NORAD (the Norwegian Agency for International Development) provided funding for the pilot phase (1994-98). The USAID-funded EQUITY project under Management Sciences for Health (MSH) provided funding from 1999-2003 to what was now called the Health Information Systems Programme (HISP). UCT was the administrative anchor from 1994-98 and UWC from 1999-2003. The academic environment was vital for the HISP team of 6-10 people in those years, due to a number of related education and research programmes providing synergy as well as protection against bureaucratic interference from the government. For several years UWC’s School of Public Health has hosted short courses in health information conducted by HISP facilitators; these have been attended by several hundred health information officers and health staff involved in management. These courses arose as part of the educational aspect of the collaboration with UWC as well as need to provide training to the many people who were interested in DHIS and health information systems.

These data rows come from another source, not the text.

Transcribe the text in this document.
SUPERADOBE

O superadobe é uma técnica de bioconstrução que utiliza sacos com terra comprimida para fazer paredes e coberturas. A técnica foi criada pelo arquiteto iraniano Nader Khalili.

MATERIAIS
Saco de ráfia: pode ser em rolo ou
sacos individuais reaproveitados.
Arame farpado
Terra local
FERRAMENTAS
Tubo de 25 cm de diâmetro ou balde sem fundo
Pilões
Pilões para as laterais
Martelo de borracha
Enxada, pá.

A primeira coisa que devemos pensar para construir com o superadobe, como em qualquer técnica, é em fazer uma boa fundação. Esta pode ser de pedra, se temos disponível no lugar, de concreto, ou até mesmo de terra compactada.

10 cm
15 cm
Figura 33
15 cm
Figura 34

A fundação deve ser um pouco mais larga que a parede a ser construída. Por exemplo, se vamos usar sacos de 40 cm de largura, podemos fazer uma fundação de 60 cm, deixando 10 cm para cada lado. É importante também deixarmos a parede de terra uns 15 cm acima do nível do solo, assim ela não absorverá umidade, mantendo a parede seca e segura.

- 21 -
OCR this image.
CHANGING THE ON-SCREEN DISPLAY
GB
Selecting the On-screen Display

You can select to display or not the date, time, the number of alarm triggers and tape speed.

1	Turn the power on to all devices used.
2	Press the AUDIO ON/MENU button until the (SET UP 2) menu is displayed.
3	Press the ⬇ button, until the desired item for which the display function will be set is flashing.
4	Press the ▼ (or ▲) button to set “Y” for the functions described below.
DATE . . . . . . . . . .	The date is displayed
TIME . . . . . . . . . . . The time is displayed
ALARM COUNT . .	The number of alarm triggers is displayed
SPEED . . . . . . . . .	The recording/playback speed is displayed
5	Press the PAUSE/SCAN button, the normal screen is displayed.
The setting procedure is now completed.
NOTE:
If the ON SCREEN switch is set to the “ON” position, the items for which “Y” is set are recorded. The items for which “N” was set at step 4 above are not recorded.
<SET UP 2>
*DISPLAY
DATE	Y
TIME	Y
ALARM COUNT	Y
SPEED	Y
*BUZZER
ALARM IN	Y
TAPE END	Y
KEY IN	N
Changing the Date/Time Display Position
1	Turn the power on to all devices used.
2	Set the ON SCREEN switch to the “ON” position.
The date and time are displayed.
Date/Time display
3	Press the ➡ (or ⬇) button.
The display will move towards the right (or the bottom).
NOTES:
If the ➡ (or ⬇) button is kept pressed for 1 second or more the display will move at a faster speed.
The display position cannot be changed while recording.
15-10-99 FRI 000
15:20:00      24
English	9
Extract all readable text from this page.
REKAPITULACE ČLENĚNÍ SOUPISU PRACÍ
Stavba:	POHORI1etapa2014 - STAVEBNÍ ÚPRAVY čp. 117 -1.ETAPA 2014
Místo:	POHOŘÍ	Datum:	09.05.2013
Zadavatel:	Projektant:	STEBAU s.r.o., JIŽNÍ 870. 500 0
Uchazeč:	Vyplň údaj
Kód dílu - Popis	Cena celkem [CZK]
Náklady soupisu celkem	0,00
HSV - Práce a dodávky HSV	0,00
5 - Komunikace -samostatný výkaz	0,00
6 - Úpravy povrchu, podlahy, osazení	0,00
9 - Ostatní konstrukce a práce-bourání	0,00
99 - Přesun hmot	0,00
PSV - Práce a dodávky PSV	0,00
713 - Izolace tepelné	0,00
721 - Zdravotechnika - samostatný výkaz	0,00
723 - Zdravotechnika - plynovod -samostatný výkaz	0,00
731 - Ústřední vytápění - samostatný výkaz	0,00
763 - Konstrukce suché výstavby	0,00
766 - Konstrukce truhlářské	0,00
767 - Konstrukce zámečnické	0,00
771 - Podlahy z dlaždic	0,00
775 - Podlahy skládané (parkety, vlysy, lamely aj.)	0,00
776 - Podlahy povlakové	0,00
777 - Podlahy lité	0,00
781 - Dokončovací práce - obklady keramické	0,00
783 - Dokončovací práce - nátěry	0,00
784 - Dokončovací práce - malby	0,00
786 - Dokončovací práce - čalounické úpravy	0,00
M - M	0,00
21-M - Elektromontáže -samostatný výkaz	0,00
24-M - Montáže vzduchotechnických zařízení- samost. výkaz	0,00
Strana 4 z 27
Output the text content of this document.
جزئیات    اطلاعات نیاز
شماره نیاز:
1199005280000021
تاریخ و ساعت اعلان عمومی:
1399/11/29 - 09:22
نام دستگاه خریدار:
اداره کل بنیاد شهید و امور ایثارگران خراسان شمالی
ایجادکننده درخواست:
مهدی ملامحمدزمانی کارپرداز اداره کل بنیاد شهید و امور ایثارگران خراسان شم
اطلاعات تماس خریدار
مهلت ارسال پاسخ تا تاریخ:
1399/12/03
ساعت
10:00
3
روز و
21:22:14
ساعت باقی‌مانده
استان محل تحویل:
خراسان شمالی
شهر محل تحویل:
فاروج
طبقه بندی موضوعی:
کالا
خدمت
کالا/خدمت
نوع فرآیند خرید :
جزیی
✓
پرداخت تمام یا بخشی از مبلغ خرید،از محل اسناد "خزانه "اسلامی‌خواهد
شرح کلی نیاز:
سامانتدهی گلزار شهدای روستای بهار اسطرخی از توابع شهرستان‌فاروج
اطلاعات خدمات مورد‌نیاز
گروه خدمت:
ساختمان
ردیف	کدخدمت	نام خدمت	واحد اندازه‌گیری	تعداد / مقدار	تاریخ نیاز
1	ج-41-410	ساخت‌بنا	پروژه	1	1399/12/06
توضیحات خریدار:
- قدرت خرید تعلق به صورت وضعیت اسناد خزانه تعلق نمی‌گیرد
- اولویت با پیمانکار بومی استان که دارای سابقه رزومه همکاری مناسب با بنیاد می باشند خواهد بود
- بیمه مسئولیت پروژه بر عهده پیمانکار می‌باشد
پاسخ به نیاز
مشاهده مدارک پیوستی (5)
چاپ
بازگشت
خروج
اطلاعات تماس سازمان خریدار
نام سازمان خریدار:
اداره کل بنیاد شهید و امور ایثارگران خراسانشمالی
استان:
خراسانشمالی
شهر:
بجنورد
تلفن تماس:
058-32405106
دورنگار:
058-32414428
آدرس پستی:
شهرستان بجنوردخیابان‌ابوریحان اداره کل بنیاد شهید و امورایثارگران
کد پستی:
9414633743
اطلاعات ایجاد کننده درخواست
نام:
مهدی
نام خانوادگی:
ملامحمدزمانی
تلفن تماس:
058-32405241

While the HISP team from the start formed alliances with the “movers and the shakers” within the Department of Health, it was frequently under attack from others who wanted more centralised control of DHIS development.
The HISP team re-organised itself as a not-for-profit company in 2003 (HISP-SA), mainly because their primary focus increasingly was software development and technical support (“consulting”) whereas UWC naturally prioritises education and research. Tight links to UWC and other universities continued around training and research, though, and HISP nodes in a number of other DHIS-using countries are still university-based (the UiO DHIS2 core development team being the best known example). After a hand-to-mouth existence during 2004-2007, HISP-SA stabilised through 2-3 year long Service Level Agreements with the National Department of Health from 2008 onwards.